At the other extreme, there exists one distinct endpoint providing the exact required data for each screen (notwithstanding that the concept of a \emph{screen} is vague in SPAs) which collects, filters, and joins the data on the server before serializing it as one tree, and sending it back to the client. This style causes incidental complexity through a proliferation of endpoints and ad-hoc schemata.
A middle-ground mixture of both styles is common, muddling the architectural waters and bringing both disadvantages together with even more code bloat. In any case, the act of fetching the data must be initiated by the client in an imperative way instead of data just being "here" in the client's view layer when needed.

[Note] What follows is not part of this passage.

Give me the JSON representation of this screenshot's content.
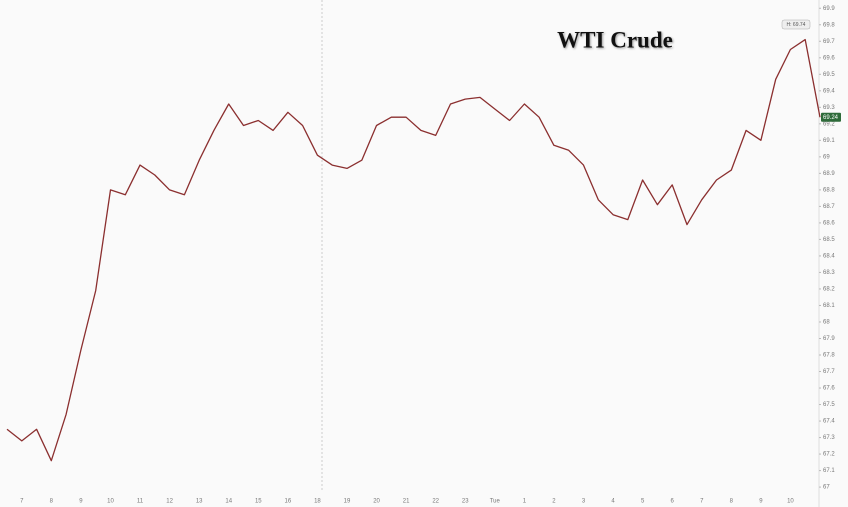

\paragraph{Propagation of updates.}
The traditional understanding of queries for data at rest as in listing~\ref{lst:querying_data_at_rest} is that data exists at the database in one place, and queries are passed over there, usually in the form of SQL strings, and unroll themselves into a dataflow tree of operators, pulling data up the tree when they reach the leaves \cite{alvaro2015isee}.
\begin{lstlisting}[label={lst:querying_data_at_rest},morekeywords={employees,departments},caption=Querying data at rest \cite{alvaro2015isee}]
($\Pi$ [:name :department]
($\bowtie$ ($\sigma$ :name "Scott" employees)
departments))
\end{lstlisting}
When the underlying data changes, queries do not get re-run automatically and clients are left looking at stale data. On the flip side, re-running the same query at different times is not guaranteed to yield the same results, as the database might have changed in the mean time. There are no facilities to temporally stabilize a basis for queries.